Bell County High School football games normally start with a prayer over the loudspeaker. But that was missing from Friday's home opener!
Before anyone takes the field, they usually hear a prayer. But not anymore.
"It certainly was not our choice to discontinue the prayer," said George Thompson, Superintendent of Bell County Schools.
Bell County Schools received a letter from the Freedom From Religion Foundation earlier in August.
"First thing we tried to determine - was it legitimate," said Thompson.
The letter instructs the school district to stop "a flagrant violation of the law." It's referring to a prayer before the football game, given by a local pastor.
"The Supreme Court has settled this question in case after case," said Annie Laurie Gaylor, Co-President of the Freedom From Religion Foundation.
The letter cites a number of Supreme Court cases where school-sponsored and even student-led prayers have been found to be unconstitutional.
School officials sent the letter to their attorney, who sent it on to Frankfort. Last week, state attorneys confirmed that the school's prayer is against the law.
School leaders said they did not tell the public there would not be a prayer because they did not want to take away from the excitement of Friday's game.
The foundation said the complaint was filed by a concerned family, whose identity they will not reveal.
"We complain on their behalf because they feel vulnerable," said Gaylor.
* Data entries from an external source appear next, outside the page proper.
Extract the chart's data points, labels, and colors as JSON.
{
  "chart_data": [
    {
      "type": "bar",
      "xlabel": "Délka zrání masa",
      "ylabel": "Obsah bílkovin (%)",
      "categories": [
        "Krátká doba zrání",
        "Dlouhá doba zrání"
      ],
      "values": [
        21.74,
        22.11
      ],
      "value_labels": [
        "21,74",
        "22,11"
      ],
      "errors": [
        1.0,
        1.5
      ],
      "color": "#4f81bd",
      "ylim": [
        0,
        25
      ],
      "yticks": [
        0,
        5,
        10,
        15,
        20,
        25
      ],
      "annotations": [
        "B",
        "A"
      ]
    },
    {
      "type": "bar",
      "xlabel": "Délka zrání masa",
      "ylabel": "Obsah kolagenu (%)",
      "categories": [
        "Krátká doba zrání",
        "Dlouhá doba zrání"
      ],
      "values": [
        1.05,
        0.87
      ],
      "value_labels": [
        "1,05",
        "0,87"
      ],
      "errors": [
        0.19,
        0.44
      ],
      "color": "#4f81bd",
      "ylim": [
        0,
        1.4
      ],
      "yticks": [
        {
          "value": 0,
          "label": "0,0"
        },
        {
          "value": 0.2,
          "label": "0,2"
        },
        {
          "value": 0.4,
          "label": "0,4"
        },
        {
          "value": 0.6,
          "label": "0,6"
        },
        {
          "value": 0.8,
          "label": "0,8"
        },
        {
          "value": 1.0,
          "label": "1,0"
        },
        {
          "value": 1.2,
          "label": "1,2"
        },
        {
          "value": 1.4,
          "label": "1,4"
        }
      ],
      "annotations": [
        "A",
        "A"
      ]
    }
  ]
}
"If we tried to fight it, we couldn't win. There was no way we could win the suit because of the previous court cases," said Thompson.
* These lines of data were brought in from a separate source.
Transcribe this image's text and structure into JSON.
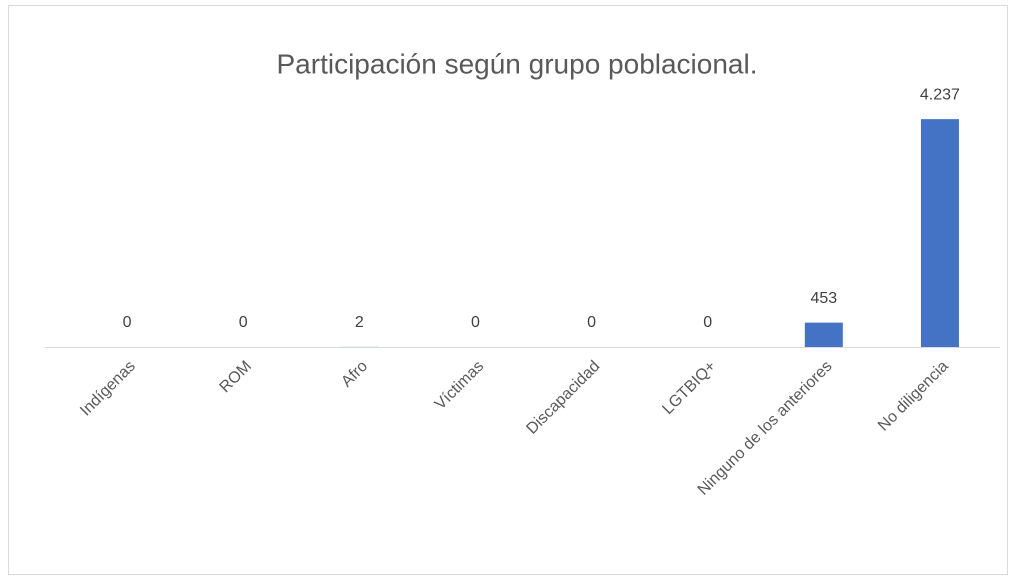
{
  "chart_data": {
    "type": "bar",
    "title": "Participación según grupo poblacional.",
    "categories": [
      "Indígenas",
      "ROM",
      "Afro",
      "Víctimas",
      "Discapacidad",
      "LGTBIQ+",
      "Ninguno de los anteriores",
      "No diligencia"
    ],
    "values": [
      0,
      0,
      2,
      0,
      0,
      0,
      453,
      4237
    ],
    "value_labels": [
      "0",
      "0",
      "2",
      "0",
      "0",
      "0",
      "453",
      "4.237"
    ],
    "color": "#4472c4",
    "ylim": [
      0,
      4500
    ]
  }
}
It's a time honored tradition - that appears to have come to an end.
"We've always taken a position that we're going to do it until somebody makes us stop. And apparently, it appears that time has come for us," said Thompson.
Mountain News called the American Center for Law and Justice, who works to fight against these sorts of issues. Representatives said that the specifics of each case are very important, and it will take time to survey that information.
Superintendent Thompson sent a message to all staff members in which he said the district would "do everything ethically and legally possible to benefit our students."
Those with the school district are looking into other alternatives, like a moment of silence.